Memory Formation under Anesthesia
There are two types of memories: explicit and implicit. Explicit or conscious memories are memories that can be recalled at will, whereas implicit or unconscious memories are essentially ‘hidden’. Despite the fact that implicit memory cannot be recalled, this form of memory is still quite integral and allows us to function in an ever-changing world (1). It has been shown that during clinically adequate anesthesia, the brain is still capable of receiving auditory stimuli and processing them at a fairly complex level. Therefore, the brain, even when anesthetized, remains functional in the higher cognitive sense (2). However, it is still unclear from behavioral studies whether sensory input processed during anesthesia can be stored as memory.
A study conducted by Lubke et al. at Emory University attempted to show that explicit and implicit memory performance decreases as the depth of a patient’s hypnotic state increases (3). They played a list of words via headphones during surgery to patients who had suffered acute trauma. Several commonly used indicators of anesthetic effect, including the bispectral index, were recorded during word presentation. First, these indicators served as predictors of the memory performance in a postoperative word stem completion test. Second, general memory performance observed in the first part was separated into explicit and implicit memory using the process dissociation procedure, and then two models of memory were compared: One model assumed that the probability of explicit and implicit memory decreases with increasing depth of hypnotic state (individual differences model), whereas the other assumed equal memory performance for all patients regardless of their level of hypnotic state. At the end of the study, they found no reliable evidence for explicit memory (3). However, even at levels of general anesthesia considered to be adequate by BIS monitoring, implicit memory was found. This clearly shows that patients process auditory information at these levels of general anesthesia without being able to access consciously the information after recovery.

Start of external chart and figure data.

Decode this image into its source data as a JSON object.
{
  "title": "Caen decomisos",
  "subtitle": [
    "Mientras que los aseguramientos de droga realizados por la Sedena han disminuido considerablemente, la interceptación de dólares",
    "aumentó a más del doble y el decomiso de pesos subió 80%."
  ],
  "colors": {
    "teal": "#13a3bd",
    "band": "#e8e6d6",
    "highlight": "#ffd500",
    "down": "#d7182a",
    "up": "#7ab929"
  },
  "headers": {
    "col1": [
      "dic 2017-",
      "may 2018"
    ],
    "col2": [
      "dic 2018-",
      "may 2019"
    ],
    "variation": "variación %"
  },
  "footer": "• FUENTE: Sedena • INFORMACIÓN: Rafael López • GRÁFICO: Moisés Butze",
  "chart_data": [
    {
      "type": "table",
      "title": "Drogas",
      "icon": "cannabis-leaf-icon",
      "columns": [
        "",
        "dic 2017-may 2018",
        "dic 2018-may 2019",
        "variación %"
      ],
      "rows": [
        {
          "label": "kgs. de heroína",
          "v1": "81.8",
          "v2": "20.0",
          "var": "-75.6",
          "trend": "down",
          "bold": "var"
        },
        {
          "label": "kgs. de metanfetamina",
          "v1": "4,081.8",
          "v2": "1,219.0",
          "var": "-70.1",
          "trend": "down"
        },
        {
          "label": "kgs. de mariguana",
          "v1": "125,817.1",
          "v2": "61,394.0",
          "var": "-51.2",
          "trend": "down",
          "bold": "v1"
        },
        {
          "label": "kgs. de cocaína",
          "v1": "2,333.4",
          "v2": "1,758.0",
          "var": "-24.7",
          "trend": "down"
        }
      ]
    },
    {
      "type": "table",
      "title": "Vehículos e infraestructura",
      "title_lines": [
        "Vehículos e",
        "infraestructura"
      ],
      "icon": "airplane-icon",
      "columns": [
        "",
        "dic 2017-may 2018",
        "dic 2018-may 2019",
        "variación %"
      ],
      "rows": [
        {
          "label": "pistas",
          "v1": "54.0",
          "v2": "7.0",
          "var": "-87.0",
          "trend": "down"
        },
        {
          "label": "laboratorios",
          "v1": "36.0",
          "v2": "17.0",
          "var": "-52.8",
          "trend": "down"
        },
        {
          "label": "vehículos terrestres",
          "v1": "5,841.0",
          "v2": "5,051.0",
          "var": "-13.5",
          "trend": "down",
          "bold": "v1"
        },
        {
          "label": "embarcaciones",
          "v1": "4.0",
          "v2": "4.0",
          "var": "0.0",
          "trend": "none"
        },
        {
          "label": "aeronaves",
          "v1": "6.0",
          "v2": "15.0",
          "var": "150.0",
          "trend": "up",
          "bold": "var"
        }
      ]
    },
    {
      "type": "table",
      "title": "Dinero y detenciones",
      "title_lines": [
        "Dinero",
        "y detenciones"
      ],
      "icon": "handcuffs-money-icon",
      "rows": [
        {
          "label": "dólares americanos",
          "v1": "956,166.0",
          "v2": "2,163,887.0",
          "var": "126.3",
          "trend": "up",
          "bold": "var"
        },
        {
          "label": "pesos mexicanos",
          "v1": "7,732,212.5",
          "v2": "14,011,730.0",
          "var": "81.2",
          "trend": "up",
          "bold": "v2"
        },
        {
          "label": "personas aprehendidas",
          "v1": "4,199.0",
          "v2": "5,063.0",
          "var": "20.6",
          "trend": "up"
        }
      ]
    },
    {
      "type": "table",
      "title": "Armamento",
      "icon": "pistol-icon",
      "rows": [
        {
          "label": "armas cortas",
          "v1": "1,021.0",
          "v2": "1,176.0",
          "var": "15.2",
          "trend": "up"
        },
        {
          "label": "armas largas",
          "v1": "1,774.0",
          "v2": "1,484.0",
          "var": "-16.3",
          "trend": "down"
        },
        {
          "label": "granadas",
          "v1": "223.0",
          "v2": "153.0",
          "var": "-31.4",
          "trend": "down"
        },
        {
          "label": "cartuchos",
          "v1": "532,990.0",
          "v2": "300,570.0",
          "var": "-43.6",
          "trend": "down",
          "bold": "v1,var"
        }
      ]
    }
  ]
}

Additionally, Munte et al. evaluated the effect of a standardized anesthetic technique on implicit memory, first using a word stem completion task, and then a reading speed task in a subsequent study (4). While undergoing lumbar disc surgery, 60 patients were exposed to auditory materials via headphones in two successive experiments. A balanced intravenous technique with propofol and alfentanil infusions and a nitrous oxide-oxygen mixture was used to maintain adequate anesthesia. In the first experiment, 30 patients were exposed randomly to one of the two lists of 34 repeated German nouns; in the second experiment, 30 patients were exposed to one of two tapes containing two short stories. Thirty control patients for each experiment heard the tapes without receiving anesthesia. Six to eight hours later, all patients were tested for memory acquisition. Implicit memory was demonstrated after anesthesia by the reading speed task, but not by the word stem completion task. Furthermore, the patients had no explicit memory of intraoperative events (4).
It appears to be the case that implicit memories can be formed under anesthesia, whereas explicit memories cannot. Or at least, there is a lack of convincing evidence of the existence of explicit memories after procedures involving anesthetics. Perhaps as our understanding of anesthetic mechanisms on consciousness and memory increases, further insights into human memory might be gained, resulting in novel conceptualizations. Translational knowledge of memory function from animal studies might be most relevant for more ‘primitive’ forms of memory (1). By contextualizing memory function in terms of cognitive models, some guidance for further research is hopefully obtained. As with the ‘hard problem’ of consciousness, and how anesthetics interact with these processes to produce unresponsiveness, one should be able to refine methods to detect unconscious memories more reliably, and more importantly, define a state of anesthesia in which such memory formation is not only plausible, but reproducible.
References
- Veselis RA. Memory formation during anaesthesia: plausibility of a neurophysiological basis. Br J Anaesth. 2015;115 Suppl 1(Suppl 1):i13–i19. doi:10.1093/bja/aev035
- Veselis RA. Memory Function during Anesthesia. Anesthesiology. 1999;90(3):648-650.
- Lubke GH, Kerssens C, Phaf H, Sebel PS. Dependence of Explicit and Implicit Memory on Hypnotic State in Trauma Patients. Anesthesiology. 1999;90(3):670-680.
- Munte S, Kobbe I, Demertzis A, Lullwitz E, Munte T, Piepenbrock S, Leuwer M; Increased Reading Speed for Stories Presented during General Anesthesia. Anesthesiology. 1999;90(3):662-669.